Bagaimana memilih obyek foto

Karena menurut statistik, banyak yang mengunjungi blog saya dengan search term yang berhubungan dengan pemilihan obyek foto yang baik/benar, jadi saya coba membuat artikel untuk menjawab pertanyaan tersebut.

Kalau saya boleh menjawab pertanyaan tersebut dengan pertanyaan juga (yang mungkin kurang sopan :P), akan saya tanya balik: “lho, kok malah nanya? Fotografernya kan Anda!”

Menanyakan bagaimana memilih obyek foto bagi saya sama absurdnya dengan menanyakan bagaimana memilih lawan jenis untuk dikecengi. Anda sebagai manusia tentunya sudah punya pemahaman sendiri dong, lawan jenis (ataupun sesama jenis, terserah) yang menarik bagi Anda? Tidak perlu orang lain untuk memberi tahu.. Anda harus melihat dan merasakan sendiri betapa menariknya orang tersebut, sehingga Anda bisa (akan otomatis) menjadikannya sebagai kecengan.

Begitu pula dengan obyek foto.

Di lokasi hunting, sebenarnya Anda sudah mempunyai kemampuan untuk melihat keadaan sekitar dan mengenali hal-hal apa yang menarik bagi Anda untuk dipotret. Hanya saja, apakah Anda cukup percaya diri untuk mendengarkan selera Anda tersebut? Sebaiknya sih begitu. Percayalah pada selera Anda sendiri, dan jangan terlalu pikirkan apakah orang lain kira-kira akan mempunyai selera yang sama dan menganggap foto tersebut bagus :)

Apakah selera Anda pasti bagus? Belum tentu. Tidak semua orang punya “bakat” dan selera keindahan visual yang “bagus” tanpa dilatih.

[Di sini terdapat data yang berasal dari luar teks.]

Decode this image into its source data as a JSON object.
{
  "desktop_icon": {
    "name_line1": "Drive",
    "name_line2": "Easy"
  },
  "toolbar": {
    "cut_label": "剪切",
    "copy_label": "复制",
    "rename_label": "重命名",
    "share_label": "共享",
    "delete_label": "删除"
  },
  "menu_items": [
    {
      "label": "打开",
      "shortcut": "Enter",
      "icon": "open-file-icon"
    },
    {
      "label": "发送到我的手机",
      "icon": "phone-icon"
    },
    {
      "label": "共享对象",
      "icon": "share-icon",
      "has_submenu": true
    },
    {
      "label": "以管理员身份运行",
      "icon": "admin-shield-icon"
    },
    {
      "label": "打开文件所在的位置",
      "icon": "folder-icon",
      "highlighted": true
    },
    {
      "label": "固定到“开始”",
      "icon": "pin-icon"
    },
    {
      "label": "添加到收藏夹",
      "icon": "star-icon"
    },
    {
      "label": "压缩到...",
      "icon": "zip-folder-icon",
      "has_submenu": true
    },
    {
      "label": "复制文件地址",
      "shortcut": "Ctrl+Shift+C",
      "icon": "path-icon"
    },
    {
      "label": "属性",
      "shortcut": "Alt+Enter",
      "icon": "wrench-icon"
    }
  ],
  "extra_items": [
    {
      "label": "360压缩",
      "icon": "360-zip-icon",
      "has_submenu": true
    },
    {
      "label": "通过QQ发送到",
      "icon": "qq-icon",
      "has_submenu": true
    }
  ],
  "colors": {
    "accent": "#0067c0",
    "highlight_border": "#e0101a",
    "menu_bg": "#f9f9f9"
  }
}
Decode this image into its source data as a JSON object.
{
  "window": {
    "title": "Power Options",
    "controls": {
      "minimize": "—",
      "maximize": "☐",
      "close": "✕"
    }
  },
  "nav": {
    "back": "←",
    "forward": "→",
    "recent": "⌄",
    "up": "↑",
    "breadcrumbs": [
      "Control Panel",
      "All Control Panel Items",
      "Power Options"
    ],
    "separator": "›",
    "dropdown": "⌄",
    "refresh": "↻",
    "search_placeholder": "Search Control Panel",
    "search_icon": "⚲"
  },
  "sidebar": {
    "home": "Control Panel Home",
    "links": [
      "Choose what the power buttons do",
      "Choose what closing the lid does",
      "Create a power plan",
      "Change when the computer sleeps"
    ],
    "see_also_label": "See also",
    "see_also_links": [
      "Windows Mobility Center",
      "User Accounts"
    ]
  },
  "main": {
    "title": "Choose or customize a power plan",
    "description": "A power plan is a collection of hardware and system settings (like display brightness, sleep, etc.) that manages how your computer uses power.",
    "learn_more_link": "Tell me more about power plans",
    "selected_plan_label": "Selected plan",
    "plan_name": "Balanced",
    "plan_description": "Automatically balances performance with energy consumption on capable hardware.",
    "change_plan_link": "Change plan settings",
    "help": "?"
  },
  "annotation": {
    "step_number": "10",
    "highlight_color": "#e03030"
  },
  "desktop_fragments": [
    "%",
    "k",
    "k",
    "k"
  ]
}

Kebanyakan orang akan ter’asah’ seleranya seiring latihan dan/atau seringnya melihat foto-foto yang bagus. Tapi ini jangan dijadikan alasan Anda untuk tidak mempercayai selera Anda.

This is your photography.

Yang perlu diperhatikan adalah: jangan sampai keinginan untuk jepret melebihi menariknya obyek foto tersebut. Jika demikian, seringnya akan jadi “asal jepret”. Ngga mau tau obyeknya bagus apa engga, pokoknya jepret! Sebenernya obyeknya cuma agak bagus, tapi karena lagi gatel pengen jepret, jadi jepret deh!

Hasilnya? Mengecewakan.

Jari gatal ingin jepret ini biasanya terjadi jika kita mempunyai gear baru (lensa ataupun kamera), atau jika kita ingin mencoba2 skill atau teknik baru, dsb. Tidak perlu dilawan atau dipaksa, karena toh gear baru memang perlu (dan menyenangkan!) untuk dicoba, dan skill memang harus dilatih. Tapi ketika Anda sedang memprioritaskan untuk membuat foto bagus, hal ini bisa jadi salah satu hal yang perlu diingat.

Jadi bagaimana memilih obyek foto yang bagus? Ya pilih saja. Biarkan selera Anda bicara :)

PS: pastikan Anda memilih angle yang bagus juga untuk memotret, ya :)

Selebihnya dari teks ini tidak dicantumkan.